Charities that have been dependent on grant funding and a regular and robust flow of donor income, will have to show how funding invested in them will provide sustainable solutions rather than contribute to future dependency on gifts and grants.
They need to make sure they have the right skills and business development (from opportunity identification to closing a deal) capacity. And they’ll need the base business information and ability to analyse, track and trend customer preferences. Supporter leads and marketing teams are increasingly alert to the need for proactive promotion that links donors to their cause, using case stories that enable givers to get the philanthropic return they seek. Like their commercial counterparts, third sector marketers and funding leads are increasingly calling for data-driven approaches that enable them to profile, analyse, track and trend their donors and volunteers.
The shift to more commercial approaches within the sector means developing a clear response to increasingly ‘intelligent commissioning’: one that maximises commercialism but within a definition that sits appropriately in the sector. Our recommendations are:
1. Don’t be ashamed to be seen as a business – we all need to start seeing third sector bodies, especially the larger named brands, like Cancer Research UK, Oxfam and National Trust, as businesses. Whatever guise and purpose they pursue, there’s no escaping the fact that if they don’t consistently generate a healthy surplus (i.e. receive more money than they spend) they’re unsustainable.
2. Invest appropriately – commercial approaches must permeate the culture and how organisations prioritise spending. Deciding not to invest in modernising technology may seem a good decision in the short-term but is unsustainable in the digital age. Not making it as easy as possible for donors to understand and register for gift aid is a missed revenue opportunity.

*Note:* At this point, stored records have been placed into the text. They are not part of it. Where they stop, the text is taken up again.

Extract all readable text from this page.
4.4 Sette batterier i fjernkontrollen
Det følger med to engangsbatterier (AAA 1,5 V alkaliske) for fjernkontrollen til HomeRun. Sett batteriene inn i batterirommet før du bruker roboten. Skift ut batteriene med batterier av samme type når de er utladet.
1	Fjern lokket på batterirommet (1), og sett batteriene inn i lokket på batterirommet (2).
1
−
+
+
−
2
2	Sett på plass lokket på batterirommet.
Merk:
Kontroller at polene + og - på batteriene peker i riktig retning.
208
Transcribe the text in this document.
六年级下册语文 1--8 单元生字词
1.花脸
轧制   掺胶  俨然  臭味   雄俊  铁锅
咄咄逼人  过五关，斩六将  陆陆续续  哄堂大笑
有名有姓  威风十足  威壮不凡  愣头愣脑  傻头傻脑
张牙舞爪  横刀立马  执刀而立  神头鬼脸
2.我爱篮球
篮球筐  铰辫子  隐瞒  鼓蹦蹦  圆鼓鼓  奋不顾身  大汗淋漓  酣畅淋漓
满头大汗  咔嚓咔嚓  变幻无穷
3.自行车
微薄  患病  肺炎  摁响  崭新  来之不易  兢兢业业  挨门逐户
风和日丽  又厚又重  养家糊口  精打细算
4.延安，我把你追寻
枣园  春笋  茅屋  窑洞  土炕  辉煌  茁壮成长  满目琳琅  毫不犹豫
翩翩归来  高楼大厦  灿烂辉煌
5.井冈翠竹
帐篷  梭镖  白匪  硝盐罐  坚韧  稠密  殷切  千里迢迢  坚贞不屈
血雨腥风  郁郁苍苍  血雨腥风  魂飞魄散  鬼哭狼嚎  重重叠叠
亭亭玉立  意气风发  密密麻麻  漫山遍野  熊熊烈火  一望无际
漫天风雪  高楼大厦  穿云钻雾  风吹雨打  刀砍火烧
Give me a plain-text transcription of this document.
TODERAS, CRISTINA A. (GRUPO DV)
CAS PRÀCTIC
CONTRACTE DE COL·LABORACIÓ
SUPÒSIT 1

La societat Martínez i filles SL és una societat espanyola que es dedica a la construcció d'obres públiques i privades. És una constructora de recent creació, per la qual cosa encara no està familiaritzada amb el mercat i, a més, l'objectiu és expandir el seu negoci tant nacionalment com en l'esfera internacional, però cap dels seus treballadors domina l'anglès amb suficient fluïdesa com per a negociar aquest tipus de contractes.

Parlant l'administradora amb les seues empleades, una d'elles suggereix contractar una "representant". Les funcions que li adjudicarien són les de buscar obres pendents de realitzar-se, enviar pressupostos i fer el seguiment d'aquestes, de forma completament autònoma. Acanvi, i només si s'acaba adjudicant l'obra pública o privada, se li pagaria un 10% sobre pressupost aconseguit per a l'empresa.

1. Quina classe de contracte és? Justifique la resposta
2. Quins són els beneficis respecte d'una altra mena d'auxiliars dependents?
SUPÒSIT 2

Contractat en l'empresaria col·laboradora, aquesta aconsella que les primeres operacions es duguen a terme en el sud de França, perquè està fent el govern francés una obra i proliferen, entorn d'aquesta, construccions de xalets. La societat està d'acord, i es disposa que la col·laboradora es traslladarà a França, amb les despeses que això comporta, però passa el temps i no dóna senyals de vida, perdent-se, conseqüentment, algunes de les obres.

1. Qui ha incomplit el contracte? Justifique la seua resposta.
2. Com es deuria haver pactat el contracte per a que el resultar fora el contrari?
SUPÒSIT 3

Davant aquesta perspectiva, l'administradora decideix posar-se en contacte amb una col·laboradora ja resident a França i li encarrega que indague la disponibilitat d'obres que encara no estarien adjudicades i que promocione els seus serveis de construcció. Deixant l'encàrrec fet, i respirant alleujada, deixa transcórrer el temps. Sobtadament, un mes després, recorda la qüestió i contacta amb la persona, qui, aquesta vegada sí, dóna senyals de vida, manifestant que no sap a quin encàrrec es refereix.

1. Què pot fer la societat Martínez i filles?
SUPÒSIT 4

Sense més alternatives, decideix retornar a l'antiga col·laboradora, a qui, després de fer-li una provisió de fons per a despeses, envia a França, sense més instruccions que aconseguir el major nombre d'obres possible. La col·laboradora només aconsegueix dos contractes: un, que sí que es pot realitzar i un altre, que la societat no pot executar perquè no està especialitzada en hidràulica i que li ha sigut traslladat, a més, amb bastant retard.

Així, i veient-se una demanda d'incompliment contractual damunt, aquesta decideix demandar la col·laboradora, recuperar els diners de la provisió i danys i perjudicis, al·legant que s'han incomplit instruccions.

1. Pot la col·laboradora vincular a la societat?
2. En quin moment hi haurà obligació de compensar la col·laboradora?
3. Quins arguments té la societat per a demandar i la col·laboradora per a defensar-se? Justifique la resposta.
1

3. Get to know your customers - organisations need to really understand which services donors, users and volunteers need. We’ve worked with a number of organisations in the sector who cling to outdated customer profiles or services with dwindling numbers because there’s a perception of risk or letting people down by changing the service. Don’t change it without evidence, but likewise don’t fail to mobilise data collection and performance trend analysis.
4. Get to know the competition – every successful business knows it has to stay one step ahead of the competition. The third sector is perceived as collaborative, mutually supportive and even soft. There’s a time and place for collaboration between organisations but there’s equally a need to know what others are doing to stay one-step ahead in the crowded competitive landscape.
5. Develop a more commercial approach to payment for performance – linking delivery to user outcomes is difficult even in the commercial world. It’s also an area that commissioners still have to grasp consistently and maturely in the public sector. However it can help charities become more commercially ‘savvy’. We’ve done this ourselves with our award-winning Argenti telecare service. We agree measurable outcomes and commissioners pay depending on performance.
Developing a little more of the commercial edge and focus will help charities prosper in an increasingly competitive market. And it should convince commissioners they can not only meet users’ needs, but deliver real outcomes, improving the quality and efficiency of our public services.